A coordinated supply chain attack involving the hacker group TeamPCP has targeted over 170 packages across notable platforms, including 42 packages from TanStack and 65 from UiPath, as well as Mistral AI’s packages, among others. This attack, dubbed the Mini Shai-Hulud campaign, exploited a combination of pull_request_target misconfigurations, GitHub Actions cache poisoning, and OIDC token extraction, enabling attackers to publish malicious versions of legitimate software. With a history of similar attacks earlier in 2026, TeamPCP has increasingly focused on harvesting developer credentials through sophisticated methods, including new decentralized exfiltration channels resistant to takedowns. Affected users are urged to audit their systems and take steps to secure their environments.

GitHub: GitHub is the premier platform for code hosting, collaboration, and CI/CD automation through GitHub Actions and features like OIDC federation for secure identities. It powers open-source development with workflows, forks, and provenance tools. The attack exploited GitHub’s pull_request_target workflows, cache poisoning, and OIDC tokens to hijack pipelines and publish malicious artifacts.
Squawk: Squawk encompasses NPM packages under the @squawk scope, such as @fleettools/squawk for agent coordination and durable messaging in developer tools. A related PyPI package enables SQL queries on structured files like logs and CSVs. Over a dozen Squawk packages were compromised, with multiple malicious versions published per package.
UiPath: UiPath offers an agentic automation platform combining robotic process automation with AI for business orchestration in enterprises, particularly regulated sectors. Recent updates include on-premises agentic AI via Automation Suite for public sector use. Attackers targeted UiPath by compromising 65 NPM packages and publishing malicious versions across the automation platform.
TeamPCP: TeamPCP is a threat actor known for sophisticated multi-stage supply chain attacks on open-source ecosystems, including NPM and PyPI. They previously compromised security tools like Trivy, Checkmarx KICS, and LiteLLM to enable credential theft and propagation. This Mini Shai-Hulud campaign, themed around Dune, was attributed to them for targeting high-profile projects like TanStack and Mistral AI.
TanStack: TanStack provides headless, type-safe, composable open-source tools for modern web development, including Query for data synchronization, Router for navigation, Table for data grids, and Start as a full-stack React framework.
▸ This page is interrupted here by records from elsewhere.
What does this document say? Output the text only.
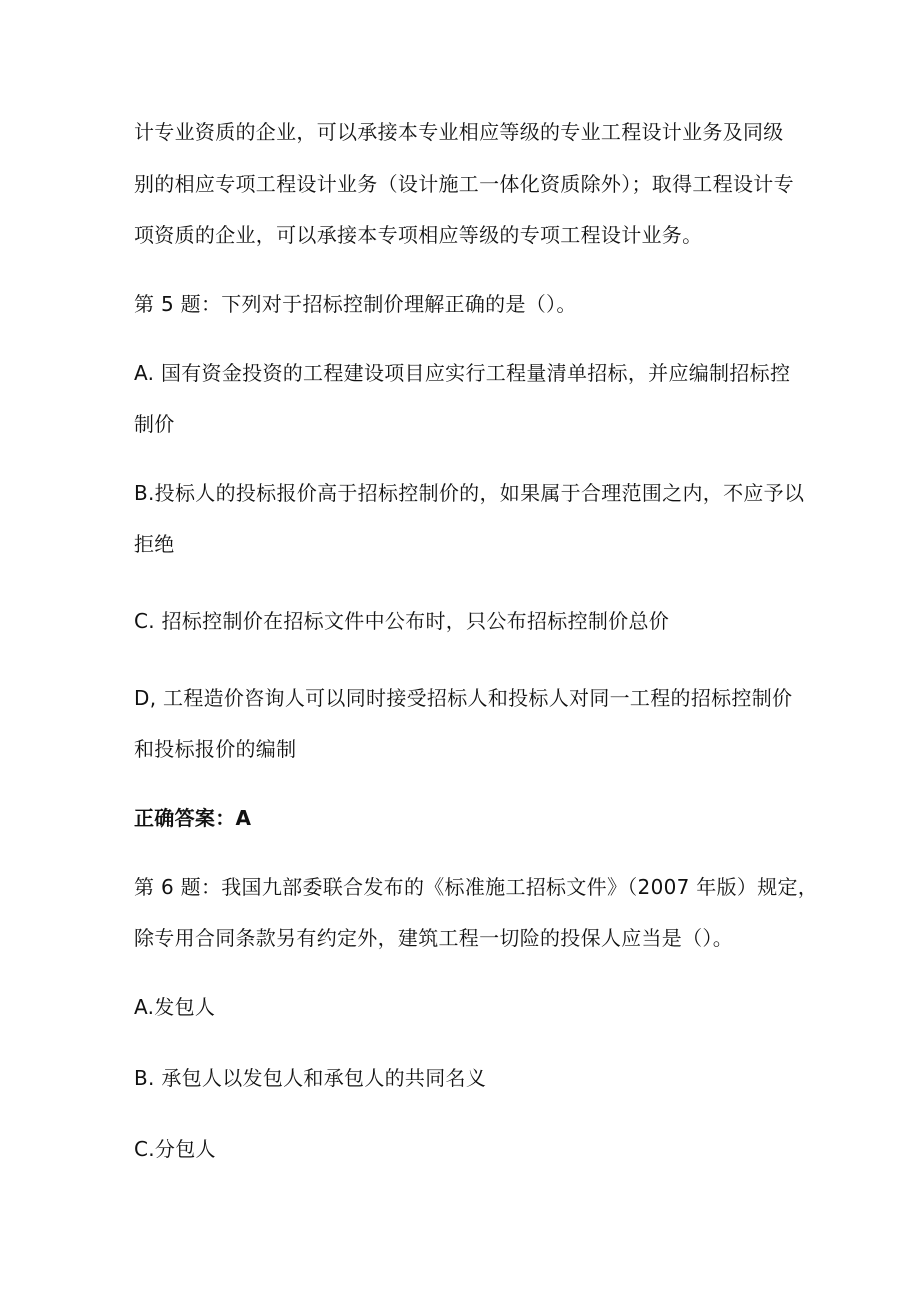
计专业资质的企业，可以承接本专业相应等级的专业工程设计业务及同级
别的相应专项工程设计业务（设计施工一体化资质除外）；取得工程设计专
项资质的企业，可以承接本专项相应等级的专项工程设计业务。
第 5 题：下列对于招标控制价理解正确的是（）。
A. 国有资金投资的工程建设项目应实行工程量清单招标，并应编制招标控
制价
B.投标人的投标报价高于招标控制价的，如果属于合理范围之内，不应予以
拒绝
C. 招标控制价在招标文件中公布时，只公布招标控制价总价
D, 工程造价咨询人可以同时接受招标人和投标人对同一工程的招标控制价
和投标报价的编制
正确答案：A
第 6 题：我国九部委联合发布的《标准施工招标文件》（2007 年版）规定，
除专用合同条款另有约定外，建筑工程一切险的投保人应当是（）。
A.发包人
B. 承包人以发包人和承包人的共同名义
C.分包人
They recently introduced TanStack AI for provider-agnostic streaming, tool calling, and debugging in AI applications. In this supply chain attack, attackers exploited TanStack’s CI/CD pipeline to publish malicious versions of 42 NPM packages with injected credential-stealing malware.
Mistral AI: Mistral AI is a French startup developing open-weight large language models and an enterprise platform for customizing AI assistants, agents, and multimodal applications. Their models excel in chat, coding, agentic tasks, and reasoning, positioning them as Europe’s key AI contender. The campaign compromised Mistral AI’s PyPI packages across core SDK, Azure, and GCP integrations, publishing malicious versions.
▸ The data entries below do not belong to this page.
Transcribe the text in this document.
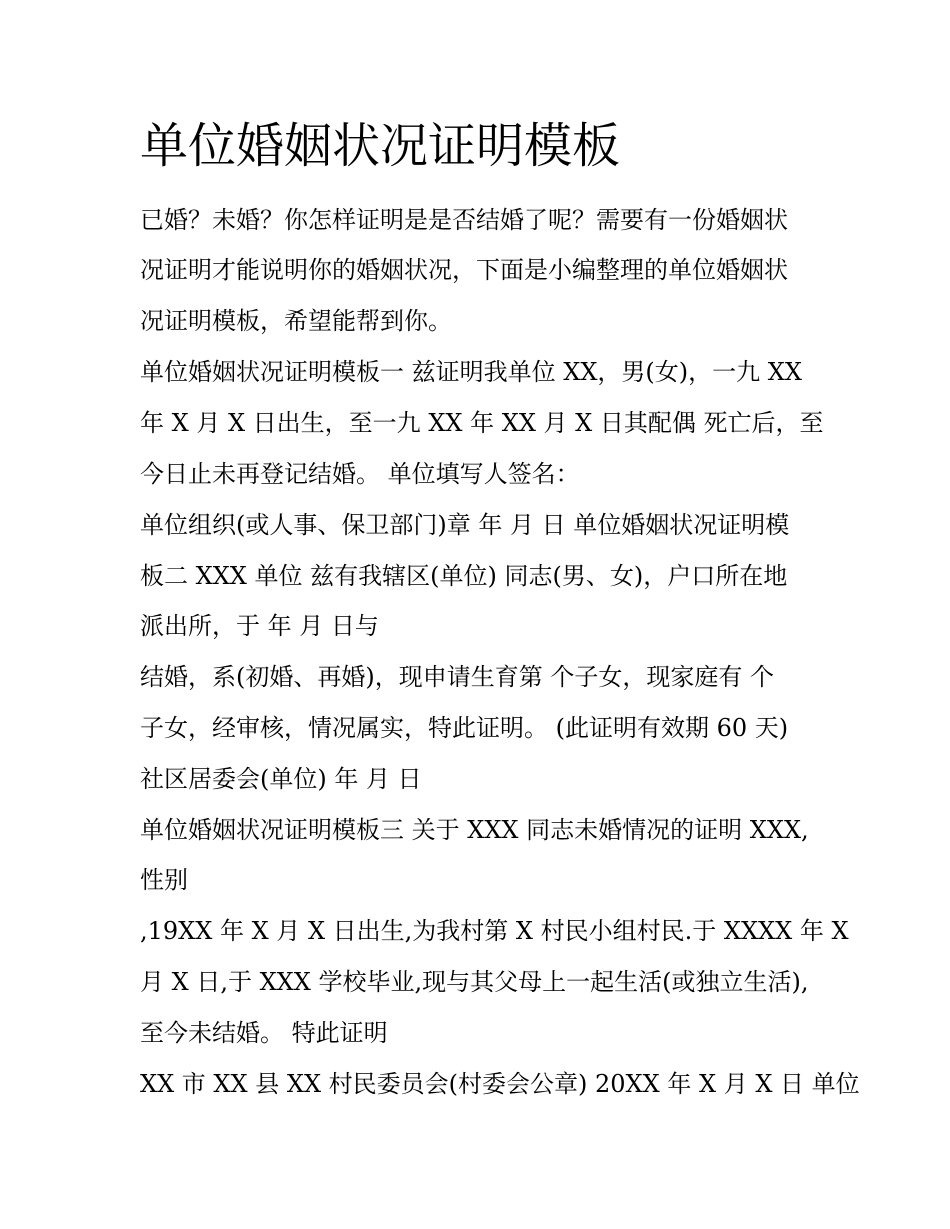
单位婚姻状况证明模板

已婚？未婚？你怎样证明是是否结婚了呢？需要有一份婚姻状

况证明才能说明你的婚姻状况，下面是小编整理的单位婚姻状

况证明模板，希望能帮到你。

单位婚姻状况证明模板一 兹证明我单位 XX，男(女)，一九 XX

年 X 月 X 日出生，至一九 XX 年 XX 月 X 日其配偶 死亡后，至

今日止未再登记结婚。 单位填写人签名：

单位组织(或人事、保卫部门)章 年 月 日 单位婚姻状况证明模

板二 XXX 单位 兹有我辖区(单位) 同志(男、女)，户口所在地

派出所，于 年 月 日与

结婚，系(初婚、再婚)，现申请生育第 个子女，现家庭有 个

子女，经审核，情况属实，特此证明。 (此证明有效期 60 天)

社区居委会(单位) 年 月 日

单位婚姻状况证明模板三 关于 XXX 同志未婚情况的证明 XXX,

性别

,19XX 年 X 月 X 日出生,为我村第 X 村民小组村民.于 XXXX 年 X

月 X 日,于 XXX 学校毕业,现与其父母上一起生活(或独立生活),

至今未结婚。 特此证明

XX 市 XX 县 XX 村民委员会(村委会公章) 20XX 年 X 月 X 日 单位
OpenSearch: OpenSearch is a community-driven, open-source search and analytics engine forked from Elasticsearch, supporting vector search and AI applications. Its JavaScript client facilitates integration into web apps for search functionalities. The official OpenSearch JavaScript client was hit, with attackers publishing five malicious versions.
Guardrails AI: Guardrails AI is an open-source Python package for validating, correcting, and structuring LLM outputs using customizable guards for quality and safety. It includes validators for PII detection and other structured tasks. The Guardrails AI PyPI package was injected with a modular credential stealer targeting Linux systems and password managers.

Exploit Chain: Attackers combined pull_request_target misconfigurations, GitHub Actions cache poisoning, and OIDC token memory extraction to bypass protections.
Exfiltration Method: Malware introduced decentralized Session network channels for resilient, encrypted credential exfiltration resistant to takedowns.
Threat Actor History: TeamPCP conducted supply chain attacks on Trivy, LiteLLM, and Checkmarx KICS earlier in 2026, focusing on developer credential theft.